On Friday morning, June 11th, Abel, Chris, Eugene, Niko, Jamin, and myself poured a fairly complex slab like professionals. I ordered 9 yards ($128/yd from PreMix in Pullman), and we used 8.5 of it. Preparation was painfully slow, lasting a full week. Delays came primarily from the ground being too soft to compact until we added some 10 inches of 3/4minus everywhere. Jesse came to deliver a 30,000 pound load (~12.5 yards) Wednesday afternoon, allowing us enough gravel to get the entire 600sqft area graded and compacted late Wednesday with the Jumping Jack Compactor. Thursday morning early, the kiddos and I trenched 10 inches below the gravel surface to add vertical 2" foam board around conditioned spaces, and by noon, we knew we were cutting it close. Eugene and Paul came over to help. Eugene left at 8PM promising to come back early before the pour the next morning. We had all the foam set, and the perimeter formed, but still did not have enough rebar. A 4:30AM start for Kyra and I Friday was too little too late; we did not have enough rebar anyway, and I did not have needed skills to install the concrete forms for interior walls.
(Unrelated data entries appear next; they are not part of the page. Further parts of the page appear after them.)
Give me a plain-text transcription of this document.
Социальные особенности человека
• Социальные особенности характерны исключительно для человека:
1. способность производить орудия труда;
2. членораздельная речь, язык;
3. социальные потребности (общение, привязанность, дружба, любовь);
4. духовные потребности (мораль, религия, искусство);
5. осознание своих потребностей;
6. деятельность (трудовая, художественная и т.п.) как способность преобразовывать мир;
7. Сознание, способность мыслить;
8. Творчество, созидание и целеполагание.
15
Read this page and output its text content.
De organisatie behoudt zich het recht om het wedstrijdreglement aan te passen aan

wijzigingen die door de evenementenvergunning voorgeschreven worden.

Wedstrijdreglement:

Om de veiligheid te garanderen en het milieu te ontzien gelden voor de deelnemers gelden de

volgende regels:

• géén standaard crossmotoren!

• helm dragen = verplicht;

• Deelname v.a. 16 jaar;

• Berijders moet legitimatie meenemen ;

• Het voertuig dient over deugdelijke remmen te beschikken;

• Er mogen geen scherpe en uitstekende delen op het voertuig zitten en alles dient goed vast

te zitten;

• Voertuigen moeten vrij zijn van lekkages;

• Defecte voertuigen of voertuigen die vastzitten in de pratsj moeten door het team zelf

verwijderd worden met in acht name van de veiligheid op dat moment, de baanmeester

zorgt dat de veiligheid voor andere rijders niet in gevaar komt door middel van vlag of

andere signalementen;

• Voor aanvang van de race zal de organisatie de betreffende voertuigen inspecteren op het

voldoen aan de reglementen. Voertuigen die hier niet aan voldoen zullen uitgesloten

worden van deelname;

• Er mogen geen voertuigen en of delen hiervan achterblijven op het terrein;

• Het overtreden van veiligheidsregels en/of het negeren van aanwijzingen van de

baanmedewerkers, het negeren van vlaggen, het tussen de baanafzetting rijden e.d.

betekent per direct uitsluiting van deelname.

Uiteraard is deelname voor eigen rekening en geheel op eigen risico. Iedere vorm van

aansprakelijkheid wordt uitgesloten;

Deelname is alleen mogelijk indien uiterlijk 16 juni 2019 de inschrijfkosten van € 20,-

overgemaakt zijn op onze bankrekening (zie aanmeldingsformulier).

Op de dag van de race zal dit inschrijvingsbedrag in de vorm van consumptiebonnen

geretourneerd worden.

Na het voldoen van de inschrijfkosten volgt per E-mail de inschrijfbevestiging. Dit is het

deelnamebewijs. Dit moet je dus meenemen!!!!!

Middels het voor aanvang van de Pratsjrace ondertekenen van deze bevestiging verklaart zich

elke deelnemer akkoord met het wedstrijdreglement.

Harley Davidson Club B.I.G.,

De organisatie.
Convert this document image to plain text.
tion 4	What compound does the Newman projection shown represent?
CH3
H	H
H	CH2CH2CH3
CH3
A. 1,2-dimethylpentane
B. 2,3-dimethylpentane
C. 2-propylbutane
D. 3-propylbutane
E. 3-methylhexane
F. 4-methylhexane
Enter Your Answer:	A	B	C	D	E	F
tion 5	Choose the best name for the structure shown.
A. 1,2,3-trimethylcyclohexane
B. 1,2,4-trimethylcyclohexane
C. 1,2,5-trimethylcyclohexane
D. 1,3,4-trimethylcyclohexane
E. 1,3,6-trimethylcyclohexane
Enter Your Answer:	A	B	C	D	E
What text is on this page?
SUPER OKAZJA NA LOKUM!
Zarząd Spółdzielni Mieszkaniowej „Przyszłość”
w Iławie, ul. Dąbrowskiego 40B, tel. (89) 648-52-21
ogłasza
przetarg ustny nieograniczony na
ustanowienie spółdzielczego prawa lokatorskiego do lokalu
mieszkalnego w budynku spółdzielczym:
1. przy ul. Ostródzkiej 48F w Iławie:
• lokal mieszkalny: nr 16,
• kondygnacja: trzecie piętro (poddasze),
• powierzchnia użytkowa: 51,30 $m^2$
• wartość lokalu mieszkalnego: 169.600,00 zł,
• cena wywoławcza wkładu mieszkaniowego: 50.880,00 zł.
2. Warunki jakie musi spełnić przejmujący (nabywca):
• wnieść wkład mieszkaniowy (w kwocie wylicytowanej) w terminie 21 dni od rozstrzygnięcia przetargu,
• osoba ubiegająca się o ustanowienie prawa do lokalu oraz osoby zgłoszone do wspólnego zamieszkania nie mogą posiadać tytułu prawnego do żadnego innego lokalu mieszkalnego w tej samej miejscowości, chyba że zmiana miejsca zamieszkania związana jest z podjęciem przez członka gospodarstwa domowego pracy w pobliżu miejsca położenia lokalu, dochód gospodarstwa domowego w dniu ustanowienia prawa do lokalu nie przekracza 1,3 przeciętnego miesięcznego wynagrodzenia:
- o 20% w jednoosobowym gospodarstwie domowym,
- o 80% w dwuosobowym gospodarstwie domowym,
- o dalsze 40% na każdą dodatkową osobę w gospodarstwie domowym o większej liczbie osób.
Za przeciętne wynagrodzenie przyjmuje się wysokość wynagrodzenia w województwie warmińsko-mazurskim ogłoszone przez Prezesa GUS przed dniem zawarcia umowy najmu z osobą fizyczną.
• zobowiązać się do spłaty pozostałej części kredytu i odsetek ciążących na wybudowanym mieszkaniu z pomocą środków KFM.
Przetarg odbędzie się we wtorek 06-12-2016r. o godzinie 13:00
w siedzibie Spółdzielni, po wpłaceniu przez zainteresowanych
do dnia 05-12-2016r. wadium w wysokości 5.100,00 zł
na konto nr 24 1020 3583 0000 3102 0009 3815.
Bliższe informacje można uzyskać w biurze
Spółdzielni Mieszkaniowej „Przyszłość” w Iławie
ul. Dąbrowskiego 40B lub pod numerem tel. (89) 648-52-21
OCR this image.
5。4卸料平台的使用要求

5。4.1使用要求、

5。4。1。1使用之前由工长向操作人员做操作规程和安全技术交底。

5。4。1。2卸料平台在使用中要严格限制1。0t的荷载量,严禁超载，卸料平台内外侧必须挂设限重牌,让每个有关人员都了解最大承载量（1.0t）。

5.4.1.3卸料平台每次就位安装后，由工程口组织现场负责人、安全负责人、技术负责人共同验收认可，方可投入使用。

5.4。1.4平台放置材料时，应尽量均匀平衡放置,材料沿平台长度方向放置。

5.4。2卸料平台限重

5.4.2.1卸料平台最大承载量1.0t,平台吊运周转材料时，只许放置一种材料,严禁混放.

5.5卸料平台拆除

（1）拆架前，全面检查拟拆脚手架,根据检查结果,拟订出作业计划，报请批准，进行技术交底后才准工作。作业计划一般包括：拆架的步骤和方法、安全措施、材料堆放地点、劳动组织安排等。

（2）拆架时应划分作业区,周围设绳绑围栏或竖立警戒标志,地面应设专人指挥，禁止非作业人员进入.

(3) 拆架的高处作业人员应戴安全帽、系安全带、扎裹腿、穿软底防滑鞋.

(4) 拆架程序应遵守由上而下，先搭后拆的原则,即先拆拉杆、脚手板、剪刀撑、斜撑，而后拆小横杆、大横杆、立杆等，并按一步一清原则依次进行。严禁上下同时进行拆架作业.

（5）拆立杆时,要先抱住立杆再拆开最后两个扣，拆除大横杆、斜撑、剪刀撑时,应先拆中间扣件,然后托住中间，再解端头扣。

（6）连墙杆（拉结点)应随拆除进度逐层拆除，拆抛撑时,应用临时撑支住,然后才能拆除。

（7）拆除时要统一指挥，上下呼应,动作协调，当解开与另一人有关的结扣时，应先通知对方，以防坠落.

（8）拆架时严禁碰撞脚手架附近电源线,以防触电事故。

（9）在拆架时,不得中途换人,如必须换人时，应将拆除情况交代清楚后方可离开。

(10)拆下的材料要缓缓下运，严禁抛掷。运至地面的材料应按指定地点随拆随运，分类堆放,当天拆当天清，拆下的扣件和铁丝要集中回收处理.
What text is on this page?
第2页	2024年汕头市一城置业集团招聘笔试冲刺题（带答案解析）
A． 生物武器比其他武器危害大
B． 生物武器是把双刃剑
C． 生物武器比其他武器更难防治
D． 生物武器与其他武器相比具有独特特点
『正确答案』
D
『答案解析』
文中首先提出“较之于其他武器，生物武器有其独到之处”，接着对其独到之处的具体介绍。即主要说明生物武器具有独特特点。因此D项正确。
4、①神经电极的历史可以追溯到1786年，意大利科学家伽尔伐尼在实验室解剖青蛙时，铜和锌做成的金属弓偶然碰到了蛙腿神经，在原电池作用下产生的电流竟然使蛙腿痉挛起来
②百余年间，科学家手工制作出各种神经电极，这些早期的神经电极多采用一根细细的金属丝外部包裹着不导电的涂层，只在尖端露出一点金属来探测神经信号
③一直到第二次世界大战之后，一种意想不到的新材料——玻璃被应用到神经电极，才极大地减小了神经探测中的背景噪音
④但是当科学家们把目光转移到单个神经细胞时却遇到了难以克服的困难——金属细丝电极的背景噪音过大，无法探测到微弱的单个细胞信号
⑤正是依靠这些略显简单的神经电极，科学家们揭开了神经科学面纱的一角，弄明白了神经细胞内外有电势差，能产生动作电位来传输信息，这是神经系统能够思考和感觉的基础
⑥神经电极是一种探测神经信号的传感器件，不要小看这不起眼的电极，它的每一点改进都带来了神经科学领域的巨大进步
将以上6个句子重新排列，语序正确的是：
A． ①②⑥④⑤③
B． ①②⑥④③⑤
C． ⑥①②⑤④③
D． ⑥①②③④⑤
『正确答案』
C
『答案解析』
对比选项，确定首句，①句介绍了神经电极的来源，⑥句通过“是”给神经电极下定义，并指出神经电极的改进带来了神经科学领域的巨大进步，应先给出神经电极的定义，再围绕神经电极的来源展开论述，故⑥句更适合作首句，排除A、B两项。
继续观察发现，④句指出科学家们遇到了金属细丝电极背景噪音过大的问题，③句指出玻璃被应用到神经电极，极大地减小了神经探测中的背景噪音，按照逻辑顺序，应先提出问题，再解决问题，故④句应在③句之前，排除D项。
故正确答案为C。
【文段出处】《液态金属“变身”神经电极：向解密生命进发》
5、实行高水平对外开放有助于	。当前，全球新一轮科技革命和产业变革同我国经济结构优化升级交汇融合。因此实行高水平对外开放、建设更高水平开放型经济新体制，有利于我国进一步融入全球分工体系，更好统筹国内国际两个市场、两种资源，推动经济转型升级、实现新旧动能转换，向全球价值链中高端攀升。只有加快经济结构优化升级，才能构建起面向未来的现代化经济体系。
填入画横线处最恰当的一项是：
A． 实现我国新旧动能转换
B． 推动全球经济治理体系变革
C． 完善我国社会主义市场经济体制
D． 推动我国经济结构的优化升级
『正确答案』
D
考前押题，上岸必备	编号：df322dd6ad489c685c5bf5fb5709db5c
Jamin arrived around 7:40 with some rebar promising himself he would not take on the stress of a poorly managed project. Niko arrived soon after, then Abel, who had made a run to Pullman for rebar early. We had all the needed supplies and scrambled frantically to get it installed in time for the 8:30AM scheduled truck arrival. All appeared futile to me, Jamin, and Eugene, though we only conferred on the matter later. Somehow, by the time the truck arrived at 9AM, forms were done, rebar cut and set, and the crew seemed happy if not relaxed. It was a miracle - we thanked God unabashedly.
The power-trowel made easier work for Jamin to do finishing touches. The whole project, including transportation, rentals, and materials (excluding foam), was around $2500. It should be cured enough to set walls in a week!